Solo includes IBID Projects, London, UK; groups shows include: Stedelijk Museum, Amsterdam, NL; De Halen, Haarlem, NL; Kunsthalle Basel, Basel, CH; Abrons Art Centre, NYC, USA; Galeria Boavista, Lisbon, PT; Gertrude Contemporary, Melbourne, AUS; Triangle Arts Association Spring open studios, NYC, USA; Taut &; Tame, Berlin, DE; Zabludowicz Collection, NYC, USA
James Beckett (ZA/NL)
7/ 10/ 1977, Harare, Zimbabwe
Currently lives and works between New York City, USA and Amsterdam, The Netherlands
Beckett’s research-based practice explores overlooked histories concerned with industrial development and the built environment. His resulting installations and works for public space deal with cultural signs that shape our experience in the modern era. In addition to industry and architecture, his work investigates vocations as diverse as finance, chemistry and dentistry in a neoliberal context.
James Beckett was in residency at the ISCP, NYC, 2021 and has exhibited at the Belgian Pavilion of the Venice Biennale 2015; MAAT, Lisbon 2017; MCAD Manila 2017, The Stedelijk Museum, Amsterdam 2012, amongst others.

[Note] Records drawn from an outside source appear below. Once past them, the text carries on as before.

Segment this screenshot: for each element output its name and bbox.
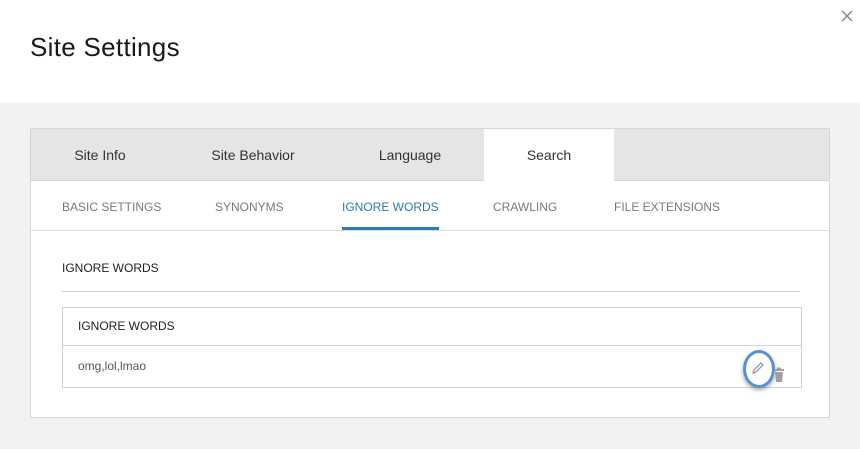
subtab-crawling[interactable]: CRAWLING — [493, 181, 557, 230]
close-icon[interactable] — [838, 7, 856, 25]
active-subtab-indicator — [342, 227, 439, 230]
sub-tab-bar: BASIC SETTINGS SYNONYMS IGNORE WORDS CRA… — [31, 181, 829, 231]
page-title: Site Settings — [30, 32, 180, 62]
subtab-ignore-words[interactable]: IGNORE WORDS — [342, 181, 439, 230]
table-row: omg,lol,lmao — [63, 346, 801, 388]
settings-card: Site Info Site Behavior Language Search … — [30, 128, 830, 418]
main-tab-bar: Site Info Site Behavior Language Search — [31, 129, 829, 181]
table-header: IGNORE WORDS — [63, 308, 801, 346]
section-title: IGNORE WORDS — [62, 261, 159, 275]
subtab-label: BASIC SETTINGS — [62, 200, 162, 214]
pencil-icon[interactable] — [751, 361, 765, 375]
subtab-label: CRAWLING — [493, 200, 558, 214]
tab-search[interactable]: Search — [484, 129, 614, 181]
close-button[interactable] — [838, 7, 856, 25]
subtab-label: IGNORE WORDS — [342, 200, 439, 214]
subtab-label: FILE EXTENSIONS — [614, 200, 721, 214]
delete-button[interactable] — [772, 359, 786, 382]
tab-site-info[interactable]: Site Info — [31, 129, 169, 181]
subtab-file-extensions[interactable]: FILE EXTENSIONS — [614, 181, 720, 230]
table-header-label: IGNORE WORDS — [78, 319, 175, 333]
tab-site-behavior[interactable]: Site Behavior — [169, 129, 337, 181]
trash-icon[interactable] — [772, 367, 786, 383]
ignore-words-value: omg,lol,lmao — [78, 359, 147, 373]
section-divider — [62, 291, 800, 292]
edit-button[interactable] — [743, 350, 775, 388]
subtab-synonyms[interactable]: SYNONYMS — [215, 181, 284, 230]
subtab-basic-settings[interactable]: BASIC SETTINGS — [62, 181, 161, 230]
ignore-words-table: IGNORE WORDS omg,lol,lmao — [62, 307, 802, 388]
subtab-label: SYNONYMS — [215, 200, 284, 214]
tab-language[interactable]: Language — [337, 129, 483, 181]
modal-header: Site Settings — [0, 0, 860, 103]
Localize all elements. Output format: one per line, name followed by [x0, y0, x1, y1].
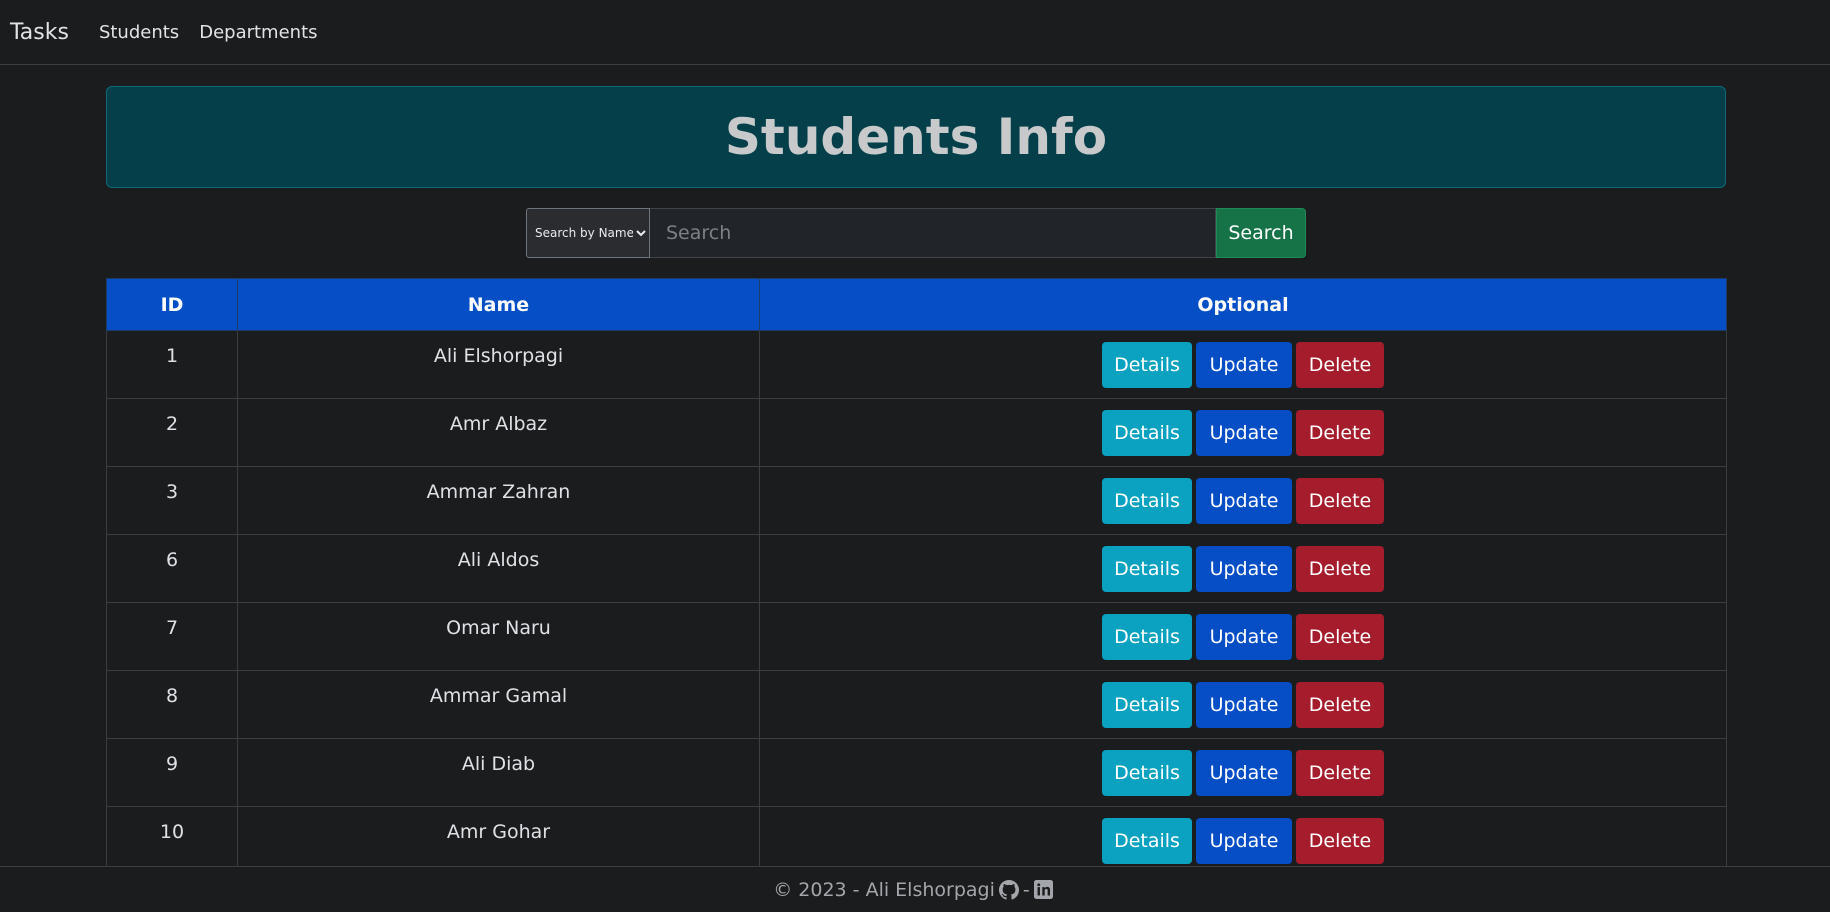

His work is represented by galleries: T293, Rome; Markus Lüttgen, Dusseldorf.
He is the winner of the Prix de Rome, Art in Public Space, NL, 2003 and has significant works in the permanent collections of the Centre Pompidou, Paris FR Stedelijk Museum, Amsterdam, NL Centraal Museum, Utrecht, NL
Garret Linn | C-TWON (excerpt)
A prologue to a longer film about the idea and spaces of chinatowns wherever they may be.
Garret Linn, born 1967, is an American experimental and documentary filmmaker. His films revolve around ideas of memory, travel and the representation of forgetting.
He is known for the feature length jazz concert film John Lurie and the Lounge Lizards Live in Berlin 1991 and the experimental feature film automobilux.